FOLHA DE SP - 09/04
SÃO PAULO - Dá medo o rumo que está tomando a campanha eleitoral na Venezuela. Nicolás Maduro, sucessor designado por Hugo Chávez, diz estar em contato com o ex-mandatário morto, que lhe apareceu na forma de passarinho, e não hesita em fazer insinuações sobre a orientação sexual de seu adversário. Se este é o socialismo do século 21, quero voltar para o século 18.
Pelo menos em seu surgimento, movimentos de esquerda estavam associados ao projeto iluminista de reformar a sociedade tendo por instrumentos a razão e o conhecimento científico. Embora partidos de esquerda nunca se tenham notabilizado pela união, eles eram mais ou menos unânimes em condenar a superstição, a intolerância e os abusos perpetrados pelo Estado e pelas igrejas.
Mesmo em Marx, a crítica ao capitalismo se subordina à ideia de emancipação humana. É preciso mudar as relações de produção para pôr um fim à alienação do trabalho, que afasta o homem de sua verdadeira natureza ("Gattungswesen"). É nesse contexto libertário que o filósofo afirmou que a religião era o ópio do povo.
Pode-se discutir se o projeto de transformação da sociedade faz sentido e até que ponto a natureza humana é maleável. Descobertas no campo da antropologia e da psicologia nas últimas décadas sugerem que, embora a concepção do homem como uma "tabula rasa", como defendia parte da esquerda, esteja equivocada, há espaço para melhorias.

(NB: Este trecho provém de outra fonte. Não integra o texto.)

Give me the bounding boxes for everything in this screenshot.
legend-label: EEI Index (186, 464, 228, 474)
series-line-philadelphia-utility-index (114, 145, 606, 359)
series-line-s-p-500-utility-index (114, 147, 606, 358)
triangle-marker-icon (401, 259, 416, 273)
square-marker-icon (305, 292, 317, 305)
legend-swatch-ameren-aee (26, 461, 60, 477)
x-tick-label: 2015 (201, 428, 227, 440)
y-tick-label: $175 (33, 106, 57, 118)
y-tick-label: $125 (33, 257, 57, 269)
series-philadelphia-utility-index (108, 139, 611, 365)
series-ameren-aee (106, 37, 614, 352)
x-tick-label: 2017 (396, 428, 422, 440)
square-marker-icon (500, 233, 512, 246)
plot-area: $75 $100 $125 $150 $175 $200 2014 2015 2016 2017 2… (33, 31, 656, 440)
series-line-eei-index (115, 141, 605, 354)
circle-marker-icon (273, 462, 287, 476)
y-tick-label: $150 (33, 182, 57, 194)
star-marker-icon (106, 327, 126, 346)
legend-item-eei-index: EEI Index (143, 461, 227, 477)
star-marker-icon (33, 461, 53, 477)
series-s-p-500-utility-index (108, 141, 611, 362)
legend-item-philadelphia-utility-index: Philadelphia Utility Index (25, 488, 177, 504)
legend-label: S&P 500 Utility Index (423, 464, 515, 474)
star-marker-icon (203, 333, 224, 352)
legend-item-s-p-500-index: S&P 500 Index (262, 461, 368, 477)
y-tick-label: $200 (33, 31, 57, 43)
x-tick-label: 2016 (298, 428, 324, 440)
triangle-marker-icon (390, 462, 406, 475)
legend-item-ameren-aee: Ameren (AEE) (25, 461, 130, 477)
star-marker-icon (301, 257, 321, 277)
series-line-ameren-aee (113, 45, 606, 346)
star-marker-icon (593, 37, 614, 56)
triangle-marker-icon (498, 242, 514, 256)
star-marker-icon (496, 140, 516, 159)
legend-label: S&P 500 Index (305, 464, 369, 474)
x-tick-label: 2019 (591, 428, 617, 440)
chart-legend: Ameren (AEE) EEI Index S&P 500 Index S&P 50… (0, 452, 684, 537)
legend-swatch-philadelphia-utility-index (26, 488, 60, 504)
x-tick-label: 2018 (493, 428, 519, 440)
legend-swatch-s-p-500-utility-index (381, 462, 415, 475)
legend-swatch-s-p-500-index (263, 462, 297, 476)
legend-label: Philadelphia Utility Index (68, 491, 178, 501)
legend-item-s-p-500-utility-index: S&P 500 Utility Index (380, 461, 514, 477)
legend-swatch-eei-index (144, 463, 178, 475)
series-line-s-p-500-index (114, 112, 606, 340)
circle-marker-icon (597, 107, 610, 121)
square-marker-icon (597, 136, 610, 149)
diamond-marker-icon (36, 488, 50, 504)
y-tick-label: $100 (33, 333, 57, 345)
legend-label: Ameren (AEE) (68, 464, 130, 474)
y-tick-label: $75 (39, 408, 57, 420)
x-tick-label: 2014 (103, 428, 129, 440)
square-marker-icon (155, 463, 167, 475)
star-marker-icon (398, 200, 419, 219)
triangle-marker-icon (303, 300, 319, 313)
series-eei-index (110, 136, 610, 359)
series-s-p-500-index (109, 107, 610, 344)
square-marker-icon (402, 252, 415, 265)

A melhor prova disso é que, graças a avanços científicos e a abordagens mais racionais para problemas econômicos, políticos e judiciários, a humanidade vive uma era de bonança sem precedentes, na qual muito mais pessoas vivem por mais tempo, com mais saúde e submetidas a menos sofrimentos. Extinguimos até chagas milenares como a escravidão.
O discurso de Maduro, ainda que eleitoreiro, trai o que ainda dá para salvar da esquerda, que é a ideia de que o progresso social é possível.